La Palabra de Dios es la primera fuente de toda espiritualidad cristiana. Ésta alimenta una relación personal con el Dios vivo y con su voluntad salvífica y santificante. De la escucha de la Palabra de Dios y, en particular, de los misterios de la vida de Jesucristo, nace, como enseña la tradición, la intensidad de la contemplación y el ardor de la acción apostólica. Muchos hombres y mujeres que nos han precedido en el tiempo, en el contacto asiduo con la Palabra de Dios han obtenido la luz necesaria para ese discernimiento individual y comunitario que les ha ayudado a buscar en los signos del tiempo los caminos del Señor. Solo si cultivamos la escucha activa, podemos hacernos eco, en la interioridad, de la Palabra de Dios. María Virgen escucha las palabras del ángel, la buena nueva de nuestra salvación (cf. Lc 1,26 ss). Esto parece sencillo, pero no lo es, porque hay muchas interferencias. Empezamos a escuchar cuando nos atrevemos a estar perplejos, conturbados, admirados… y de la escucha nace la oración. Es el fundamento.

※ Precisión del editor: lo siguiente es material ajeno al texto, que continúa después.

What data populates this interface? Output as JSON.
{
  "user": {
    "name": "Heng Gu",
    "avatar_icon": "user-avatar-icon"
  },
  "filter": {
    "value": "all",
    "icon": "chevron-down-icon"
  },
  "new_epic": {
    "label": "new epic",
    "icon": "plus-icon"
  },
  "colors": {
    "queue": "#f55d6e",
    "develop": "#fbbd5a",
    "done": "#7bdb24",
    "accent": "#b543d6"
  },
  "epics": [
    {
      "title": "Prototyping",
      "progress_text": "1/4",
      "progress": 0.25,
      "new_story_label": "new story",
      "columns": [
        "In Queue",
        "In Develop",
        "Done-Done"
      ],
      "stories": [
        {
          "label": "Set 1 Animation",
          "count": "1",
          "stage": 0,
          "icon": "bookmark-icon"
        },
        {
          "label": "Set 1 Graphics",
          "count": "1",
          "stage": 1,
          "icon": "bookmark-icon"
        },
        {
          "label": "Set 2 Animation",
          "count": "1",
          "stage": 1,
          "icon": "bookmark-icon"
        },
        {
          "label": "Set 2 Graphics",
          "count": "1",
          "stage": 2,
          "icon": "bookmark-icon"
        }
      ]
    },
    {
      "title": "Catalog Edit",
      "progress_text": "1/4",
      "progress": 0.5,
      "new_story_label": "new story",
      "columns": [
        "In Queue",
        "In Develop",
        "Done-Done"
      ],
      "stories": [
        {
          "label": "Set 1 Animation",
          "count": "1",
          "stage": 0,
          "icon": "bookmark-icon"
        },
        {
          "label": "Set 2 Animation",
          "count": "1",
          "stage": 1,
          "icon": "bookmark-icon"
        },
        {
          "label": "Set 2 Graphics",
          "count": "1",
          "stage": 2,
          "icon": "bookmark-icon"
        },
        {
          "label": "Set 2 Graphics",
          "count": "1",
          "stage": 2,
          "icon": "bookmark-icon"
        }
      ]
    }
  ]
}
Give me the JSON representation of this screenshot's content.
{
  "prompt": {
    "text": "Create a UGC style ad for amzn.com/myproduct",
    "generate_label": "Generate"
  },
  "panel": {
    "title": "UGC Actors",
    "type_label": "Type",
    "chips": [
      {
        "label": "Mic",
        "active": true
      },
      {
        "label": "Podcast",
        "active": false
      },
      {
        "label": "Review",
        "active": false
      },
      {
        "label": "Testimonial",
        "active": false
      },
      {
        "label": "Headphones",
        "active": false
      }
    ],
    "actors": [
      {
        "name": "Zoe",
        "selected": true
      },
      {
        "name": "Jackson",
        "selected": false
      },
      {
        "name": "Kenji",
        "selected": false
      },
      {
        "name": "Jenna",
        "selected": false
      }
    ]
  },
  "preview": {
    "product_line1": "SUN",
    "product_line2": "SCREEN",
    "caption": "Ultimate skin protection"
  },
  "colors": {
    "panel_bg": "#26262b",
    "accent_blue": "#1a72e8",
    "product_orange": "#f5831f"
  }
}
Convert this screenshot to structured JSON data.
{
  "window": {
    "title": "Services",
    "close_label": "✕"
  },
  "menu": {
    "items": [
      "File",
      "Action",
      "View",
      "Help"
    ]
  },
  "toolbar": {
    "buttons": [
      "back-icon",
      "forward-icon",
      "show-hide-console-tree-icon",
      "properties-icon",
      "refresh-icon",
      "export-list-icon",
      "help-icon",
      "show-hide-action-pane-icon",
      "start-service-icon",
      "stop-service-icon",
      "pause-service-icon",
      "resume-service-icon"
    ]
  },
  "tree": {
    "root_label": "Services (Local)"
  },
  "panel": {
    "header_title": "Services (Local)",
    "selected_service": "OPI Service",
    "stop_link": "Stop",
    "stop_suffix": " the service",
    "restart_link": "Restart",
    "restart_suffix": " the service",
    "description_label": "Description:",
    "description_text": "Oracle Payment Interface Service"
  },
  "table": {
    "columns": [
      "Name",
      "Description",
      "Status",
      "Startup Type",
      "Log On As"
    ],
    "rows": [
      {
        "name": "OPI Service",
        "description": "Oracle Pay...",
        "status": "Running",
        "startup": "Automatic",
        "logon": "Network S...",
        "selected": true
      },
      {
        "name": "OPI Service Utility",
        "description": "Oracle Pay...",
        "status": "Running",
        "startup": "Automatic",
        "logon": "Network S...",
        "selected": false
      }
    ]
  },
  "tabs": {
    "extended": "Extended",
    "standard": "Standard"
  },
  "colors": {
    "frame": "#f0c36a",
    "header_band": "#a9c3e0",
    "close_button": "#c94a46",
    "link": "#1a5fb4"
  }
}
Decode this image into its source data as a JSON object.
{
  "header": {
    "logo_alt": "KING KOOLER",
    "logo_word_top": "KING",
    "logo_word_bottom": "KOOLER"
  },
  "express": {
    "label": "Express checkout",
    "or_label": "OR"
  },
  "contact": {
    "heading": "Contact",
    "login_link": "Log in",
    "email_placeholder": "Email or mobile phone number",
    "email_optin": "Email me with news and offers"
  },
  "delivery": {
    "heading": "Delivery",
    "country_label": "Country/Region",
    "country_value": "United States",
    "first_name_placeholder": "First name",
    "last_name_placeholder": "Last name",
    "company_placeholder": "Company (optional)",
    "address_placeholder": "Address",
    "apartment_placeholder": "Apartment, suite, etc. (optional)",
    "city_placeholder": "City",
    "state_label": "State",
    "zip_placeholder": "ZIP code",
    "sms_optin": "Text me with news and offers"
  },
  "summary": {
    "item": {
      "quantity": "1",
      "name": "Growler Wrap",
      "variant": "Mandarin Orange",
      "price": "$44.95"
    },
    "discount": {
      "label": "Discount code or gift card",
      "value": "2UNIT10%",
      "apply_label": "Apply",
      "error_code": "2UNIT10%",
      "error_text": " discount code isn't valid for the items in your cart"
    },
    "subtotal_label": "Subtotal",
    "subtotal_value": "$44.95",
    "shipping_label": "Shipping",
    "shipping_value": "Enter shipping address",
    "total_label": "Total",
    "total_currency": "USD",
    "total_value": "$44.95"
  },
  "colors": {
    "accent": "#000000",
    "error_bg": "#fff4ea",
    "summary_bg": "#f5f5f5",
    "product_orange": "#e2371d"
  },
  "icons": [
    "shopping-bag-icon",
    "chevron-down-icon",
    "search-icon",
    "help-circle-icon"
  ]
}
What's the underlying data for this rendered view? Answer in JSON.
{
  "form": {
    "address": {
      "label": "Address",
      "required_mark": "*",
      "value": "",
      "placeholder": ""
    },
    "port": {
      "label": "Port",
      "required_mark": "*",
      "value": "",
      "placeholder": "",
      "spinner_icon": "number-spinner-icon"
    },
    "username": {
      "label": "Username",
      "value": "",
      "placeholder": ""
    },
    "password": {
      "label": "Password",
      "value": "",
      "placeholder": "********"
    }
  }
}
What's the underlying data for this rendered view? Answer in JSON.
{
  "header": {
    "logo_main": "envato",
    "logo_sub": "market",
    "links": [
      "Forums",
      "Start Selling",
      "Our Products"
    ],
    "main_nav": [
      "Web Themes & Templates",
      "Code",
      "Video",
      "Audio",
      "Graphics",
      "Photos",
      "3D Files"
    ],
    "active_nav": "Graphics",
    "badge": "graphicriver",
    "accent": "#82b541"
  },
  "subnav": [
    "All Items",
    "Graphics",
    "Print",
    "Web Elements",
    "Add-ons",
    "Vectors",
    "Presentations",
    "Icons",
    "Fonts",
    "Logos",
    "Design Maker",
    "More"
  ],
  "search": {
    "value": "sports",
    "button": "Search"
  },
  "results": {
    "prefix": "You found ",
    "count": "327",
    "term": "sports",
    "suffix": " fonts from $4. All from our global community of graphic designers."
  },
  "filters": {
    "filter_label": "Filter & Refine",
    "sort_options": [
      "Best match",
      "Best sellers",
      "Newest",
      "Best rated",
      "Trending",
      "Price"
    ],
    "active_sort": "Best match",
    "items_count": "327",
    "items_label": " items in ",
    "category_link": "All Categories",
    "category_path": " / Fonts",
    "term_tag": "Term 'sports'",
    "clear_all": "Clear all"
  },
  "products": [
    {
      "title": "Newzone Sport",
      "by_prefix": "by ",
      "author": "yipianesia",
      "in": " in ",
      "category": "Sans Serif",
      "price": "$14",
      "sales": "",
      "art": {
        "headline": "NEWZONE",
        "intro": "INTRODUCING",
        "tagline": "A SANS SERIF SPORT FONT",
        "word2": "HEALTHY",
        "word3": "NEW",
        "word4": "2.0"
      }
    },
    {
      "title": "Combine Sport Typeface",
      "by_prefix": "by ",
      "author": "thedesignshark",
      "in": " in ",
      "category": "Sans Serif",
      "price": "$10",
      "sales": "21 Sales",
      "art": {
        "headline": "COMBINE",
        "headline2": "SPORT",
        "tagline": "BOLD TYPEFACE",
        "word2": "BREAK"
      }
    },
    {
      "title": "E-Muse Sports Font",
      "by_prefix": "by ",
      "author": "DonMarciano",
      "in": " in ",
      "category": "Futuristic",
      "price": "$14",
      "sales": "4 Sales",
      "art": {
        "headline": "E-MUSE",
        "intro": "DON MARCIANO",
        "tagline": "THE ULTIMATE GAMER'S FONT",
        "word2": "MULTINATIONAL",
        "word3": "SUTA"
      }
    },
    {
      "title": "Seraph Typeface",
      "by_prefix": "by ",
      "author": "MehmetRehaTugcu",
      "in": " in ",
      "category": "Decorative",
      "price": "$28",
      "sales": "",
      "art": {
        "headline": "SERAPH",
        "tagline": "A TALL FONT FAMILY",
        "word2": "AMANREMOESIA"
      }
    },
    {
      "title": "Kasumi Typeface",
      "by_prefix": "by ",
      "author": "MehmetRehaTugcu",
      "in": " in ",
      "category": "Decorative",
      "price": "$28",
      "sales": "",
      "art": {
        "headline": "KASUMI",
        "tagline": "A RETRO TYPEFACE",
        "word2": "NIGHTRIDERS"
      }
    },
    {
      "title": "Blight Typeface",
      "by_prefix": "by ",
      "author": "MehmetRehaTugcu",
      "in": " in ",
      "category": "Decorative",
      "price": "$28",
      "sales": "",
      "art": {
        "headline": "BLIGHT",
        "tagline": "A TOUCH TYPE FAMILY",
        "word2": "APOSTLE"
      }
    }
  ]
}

¡Qué maravilla tan grande es la oración! La oración cristiana no es una apertura a la totalidad silente, ni una súplica desesperada en medio de la soledad del cosmos. Es la apertura al Tú infinito de Dios que se revela, gratuitamente, en la conciencia, en la más profunda de las interioridades, según San Agustín. Es un acto de escucha y de petición. Los cristianos tenemos la oración del Padrenuestro para abrirnos al Tú infinito y amoroso de Dios, podemos tratarlo como Padre, porque Él mismo es Padre.

Jesús nos ha enseñado a rezar así y esta oración es el corazón de nuestra vida espiritual. Al decir que es Padre, debemos comprender que no es como ningún padre humano, más bien debemos entender que es una Fuente infinita de Amor y de ternura, un ser que acoge incondicionalmente y sostiene, secretamente, todas las criaturas que ha hecho emerger de la nada. Por parte de muchos, con formas nuevas y a menudo desconcertantes, se recupera de nuevo el sentido de oración. Durante una época muy reciente, fue cuestionada y, incluso, ridiculizada. La oración, sin embargo, es una práctica espiritual que subsiste, que atraviesa épocas y lugares, y que en diferentes culturas y pueblos tiene expresiones distintas. Los cristianos, cuando oramos, dialogamos con Dios, somos invitados por Él mismo a expresarle nuestros sufrimientos secretos, nuestras flaquezas, las que solo Él conoce y solo Él puede juzgar. Es una maravilla que Dios mismo, sin tener necesidad, haya querido establecer una alianza con cada ser humano, se haya querido encontrar con él y acompañarlo en su caminar.